Study Guide

Auguries of Innocence World in a Grain of Sand

By William Blake

World in a Grain of Sand

To see a World in a Grain of Sand
And a Heaven in a Wild Flower
Hold Infinity in the palm of your hand
And Eternity in an hour
(1-4)

The first four lines make up the poem behind the poem. These four lines pack the basic point of the other 128 lines of the poem into a conveniently short space. To illustrate their point, imagine one of those weird toys—we don't know if they still exist—a kind of little piece of matter you drop into a bowl of water. Overnight it blows up into a bigger object—a much larger spongey dinosaur toy, say—inflated by the water. Well, seeing "a world in a grain of sand" is a bit like that—except the toy is any one of Blake's little metaphors listed in this poem, and the water is your mind. Yeah—the top of your head just flew off.

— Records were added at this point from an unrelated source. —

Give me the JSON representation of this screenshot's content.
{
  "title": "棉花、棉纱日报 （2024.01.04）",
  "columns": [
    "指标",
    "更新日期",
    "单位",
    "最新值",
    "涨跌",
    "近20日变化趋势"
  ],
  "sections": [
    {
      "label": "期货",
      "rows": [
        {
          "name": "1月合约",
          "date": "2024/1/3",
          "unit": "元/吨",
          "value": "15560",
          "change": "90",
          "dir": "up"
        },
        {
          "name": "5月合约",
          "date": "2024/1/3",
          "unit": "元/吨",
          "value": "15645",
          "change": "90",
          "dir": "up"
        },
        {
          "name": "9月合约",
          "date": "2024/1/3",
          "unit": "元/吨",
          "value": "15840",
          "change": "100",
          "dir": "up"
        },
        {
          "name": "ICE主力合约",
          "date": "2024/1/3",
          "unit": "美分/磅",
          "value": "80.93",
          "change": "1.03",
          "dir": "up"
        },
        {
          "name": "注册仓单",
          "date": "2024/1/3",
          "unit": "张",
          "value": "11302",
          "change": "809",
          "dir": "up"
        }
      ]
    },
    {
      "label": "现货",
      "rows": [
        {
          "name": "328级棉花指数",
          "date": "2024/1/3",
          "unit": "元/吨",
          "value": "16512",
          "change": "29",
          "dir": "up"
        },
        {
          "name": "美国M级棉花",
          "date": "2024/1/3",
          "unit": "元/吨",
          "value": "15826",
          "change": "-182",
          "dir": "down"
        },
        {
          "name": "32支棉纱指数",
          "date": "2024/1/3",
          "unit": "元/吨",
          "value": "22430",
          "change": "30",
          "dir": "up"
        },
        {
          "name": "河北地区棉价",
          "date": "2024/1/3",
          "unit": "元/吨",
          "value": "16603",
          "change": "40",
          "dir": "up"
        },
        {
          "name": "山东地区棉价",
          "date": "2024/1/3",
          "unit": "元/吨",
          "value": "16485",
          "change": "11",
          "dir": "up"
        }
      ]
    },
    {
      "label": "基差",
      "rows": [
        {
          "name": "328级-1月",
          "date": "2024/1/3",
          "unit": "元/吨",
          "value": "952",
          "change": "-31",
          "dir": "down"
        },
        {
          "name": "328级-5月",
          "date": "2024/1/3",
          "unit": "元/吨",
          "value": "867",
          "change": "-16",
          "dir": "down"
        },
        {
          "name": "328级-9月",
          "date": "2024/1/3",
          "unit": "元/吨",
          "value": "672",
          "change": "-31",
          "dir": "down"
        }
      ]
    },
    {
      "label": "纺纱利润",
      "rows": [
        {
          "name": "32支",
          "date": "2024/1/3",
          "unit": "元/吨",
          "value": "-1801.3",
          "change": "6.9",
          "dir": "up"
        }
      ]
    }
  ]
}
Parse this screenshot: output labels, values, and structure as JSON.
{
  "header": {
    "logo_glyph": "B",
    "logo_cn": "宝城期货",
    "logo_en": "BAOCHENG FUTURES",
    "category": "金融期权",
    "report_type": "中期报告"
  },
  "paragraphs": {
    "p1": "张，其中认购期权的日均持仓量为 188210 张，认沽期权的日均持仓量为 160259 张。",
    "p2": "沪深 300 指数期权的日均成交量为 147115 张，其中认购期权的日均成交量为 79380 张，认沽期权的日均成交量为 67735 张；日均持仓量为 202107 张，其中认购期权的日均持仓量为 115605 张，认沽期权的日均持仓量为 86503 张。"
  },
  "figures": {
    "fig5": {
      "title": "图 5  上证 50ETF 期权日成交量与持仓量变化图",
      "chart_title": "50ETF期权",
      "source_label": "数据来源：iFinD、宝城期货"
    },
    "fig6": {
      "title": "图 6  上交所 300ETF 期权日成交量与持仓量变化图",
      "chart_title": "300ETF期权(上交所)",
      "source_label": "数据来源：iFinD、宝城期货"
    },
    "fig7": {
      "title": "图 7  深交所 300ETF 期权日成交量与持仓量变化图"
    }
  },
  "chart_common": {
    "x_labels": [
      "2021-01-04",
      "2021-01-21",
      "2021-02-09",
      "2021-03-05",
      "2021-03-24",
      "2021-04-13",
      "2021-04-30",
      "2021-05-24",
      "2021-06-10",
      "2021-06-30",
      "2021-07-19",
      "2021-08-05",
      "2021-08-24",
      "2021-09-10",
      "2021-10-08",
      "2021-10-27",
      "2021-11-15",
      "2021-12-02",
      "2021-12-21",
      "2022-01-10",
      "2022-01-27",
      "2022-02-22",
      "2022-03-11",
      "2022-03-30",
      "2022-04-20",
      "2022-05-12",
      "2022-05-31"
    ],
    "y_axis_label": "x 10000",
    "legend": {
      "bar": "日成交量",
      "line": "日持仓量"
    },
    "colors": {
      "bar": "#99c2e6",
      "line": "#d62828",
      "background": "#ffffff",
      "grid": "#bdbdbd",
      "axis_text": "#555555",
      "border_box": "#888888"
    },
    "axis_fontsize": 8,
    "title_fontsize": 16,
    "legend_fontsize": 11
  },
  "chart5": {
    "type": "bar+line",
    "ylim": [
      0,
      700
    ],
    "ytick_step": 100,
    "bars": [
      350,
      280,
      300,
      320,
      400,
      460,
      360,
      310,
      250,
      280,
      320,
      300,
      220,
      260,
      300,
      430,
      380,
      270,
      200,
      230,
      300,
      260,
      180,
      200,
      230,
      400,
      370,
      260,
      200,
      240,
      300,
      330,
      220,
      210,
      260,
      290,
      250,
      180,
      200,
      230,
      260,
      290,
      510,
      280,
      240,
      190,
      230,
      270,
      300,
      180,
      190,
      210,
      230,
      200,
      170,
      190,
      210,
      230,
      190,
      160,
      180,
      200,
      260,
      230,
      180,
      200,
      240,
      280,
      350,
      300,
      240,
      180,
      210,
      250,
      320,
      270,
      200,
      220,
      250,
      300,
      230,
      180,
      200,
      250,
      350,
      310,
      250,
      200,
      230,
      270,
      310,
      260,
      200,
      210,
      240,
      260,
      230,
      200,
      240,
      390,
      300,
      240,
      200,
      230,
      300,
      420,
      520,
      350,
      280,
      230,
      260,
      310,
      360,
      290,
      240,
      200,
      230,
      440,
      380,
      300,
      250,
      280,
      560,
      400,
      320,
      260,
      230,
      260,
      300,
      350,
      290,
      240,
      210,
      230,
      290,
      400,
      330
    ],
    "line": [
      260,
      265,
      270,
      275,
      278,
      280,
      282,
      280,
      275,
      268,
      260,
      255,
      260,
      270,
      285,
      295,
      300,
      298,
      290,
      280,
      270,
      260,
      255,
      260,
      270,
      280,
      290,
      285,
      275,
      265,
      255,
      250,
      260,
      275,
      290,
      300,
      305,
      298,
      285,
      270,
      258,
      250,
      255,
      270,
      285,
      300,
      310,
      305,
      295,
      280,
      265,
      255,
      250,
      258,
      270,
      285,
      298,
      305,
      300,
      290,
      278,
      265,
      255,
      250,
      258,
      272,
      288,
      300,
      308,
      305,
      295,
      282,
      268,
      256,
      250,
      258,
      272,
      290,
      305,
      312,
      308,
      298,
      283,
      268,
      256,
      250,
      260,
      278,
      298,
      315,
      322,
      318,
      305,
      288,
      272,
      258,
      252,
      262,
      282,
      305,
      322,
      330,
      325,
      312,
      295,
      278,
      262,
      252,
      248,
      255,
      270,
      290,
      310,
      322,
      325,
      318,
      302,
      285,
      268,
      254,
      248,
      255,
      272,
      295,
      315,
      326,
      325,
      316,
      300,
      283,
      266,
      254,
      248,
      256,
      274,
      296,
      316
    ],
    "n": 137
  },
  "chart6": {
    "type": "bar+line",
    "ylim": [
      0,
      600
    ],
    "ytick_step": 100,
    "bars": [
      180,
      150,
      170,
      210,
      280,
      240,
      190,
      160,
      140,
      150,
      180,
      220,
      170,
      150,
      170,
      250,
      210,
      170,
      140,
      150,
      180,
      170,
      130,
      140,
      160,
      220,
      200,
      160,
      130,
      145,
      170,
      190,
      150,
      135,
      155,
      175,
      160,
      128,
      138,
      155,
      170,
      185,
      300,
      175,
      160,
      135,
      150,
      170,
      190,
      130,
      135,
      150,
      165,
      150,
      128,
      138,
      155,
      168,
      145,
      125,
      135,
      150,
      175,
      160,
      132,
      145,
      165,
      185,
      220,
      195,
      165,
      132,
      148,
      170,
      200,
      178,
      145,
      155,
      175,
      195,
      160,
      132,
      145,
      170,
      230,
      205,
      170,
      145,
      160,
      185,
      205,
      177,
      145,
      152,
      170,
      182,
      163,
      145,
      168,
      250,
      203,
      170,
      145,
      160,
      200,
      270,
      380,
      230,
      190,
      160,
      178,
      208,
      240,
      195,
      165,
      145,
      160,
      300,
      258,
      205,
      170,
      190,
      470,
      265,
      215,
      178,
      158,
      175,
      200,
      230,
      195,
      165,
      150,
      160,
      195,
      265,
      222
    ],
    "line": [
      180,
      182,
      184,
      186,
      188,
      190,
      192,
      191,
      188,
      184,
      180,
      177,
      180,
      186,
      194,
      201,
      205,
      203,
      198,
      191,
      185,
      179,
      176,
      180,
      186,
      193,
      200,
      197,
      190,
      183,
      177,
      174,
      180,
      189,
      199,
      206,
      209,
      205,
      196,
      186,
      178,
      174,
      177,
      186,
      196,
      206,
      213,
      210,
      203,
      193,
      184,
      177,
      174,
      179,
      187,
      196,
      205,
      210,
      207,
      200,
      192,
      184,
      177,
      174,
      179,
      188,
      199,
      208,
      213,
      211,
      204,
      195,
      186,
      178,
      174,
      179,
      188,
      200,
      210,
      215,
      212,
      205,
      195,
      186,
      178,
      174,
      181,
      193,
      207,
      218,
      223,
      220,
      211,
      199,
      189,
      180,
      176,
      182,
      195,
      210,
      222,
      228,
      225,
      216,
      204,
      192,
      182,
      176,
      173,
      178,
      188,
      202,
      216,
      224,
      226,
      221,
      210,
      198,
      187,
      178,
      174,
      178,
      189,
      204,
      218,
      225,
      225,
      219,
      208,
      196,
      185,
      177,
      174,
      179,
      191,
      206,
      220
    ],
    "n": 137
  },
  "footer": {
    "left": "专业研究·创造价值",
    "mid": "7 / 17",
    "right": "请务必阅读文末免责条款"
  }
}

Basically, the idea is that any little thing in the world—a grain of sand, a wildflower—contains some sort of greater cosmic truth if you can look at it with enough energy and imagination. A wildflower is a miniature heaven, a grain of sand is a miniature world… and every person and other living thing, in Blake's view, is a miniature of the Divine Human or "Human Form Divine," which he identified with Jesus. Nearly all the metaphors Blake uses in the rest of the poem tend to be like worlds hidden in grains of sand. A robin in a cage is an example of freedom being crushed by tyranny in a universal way, for example.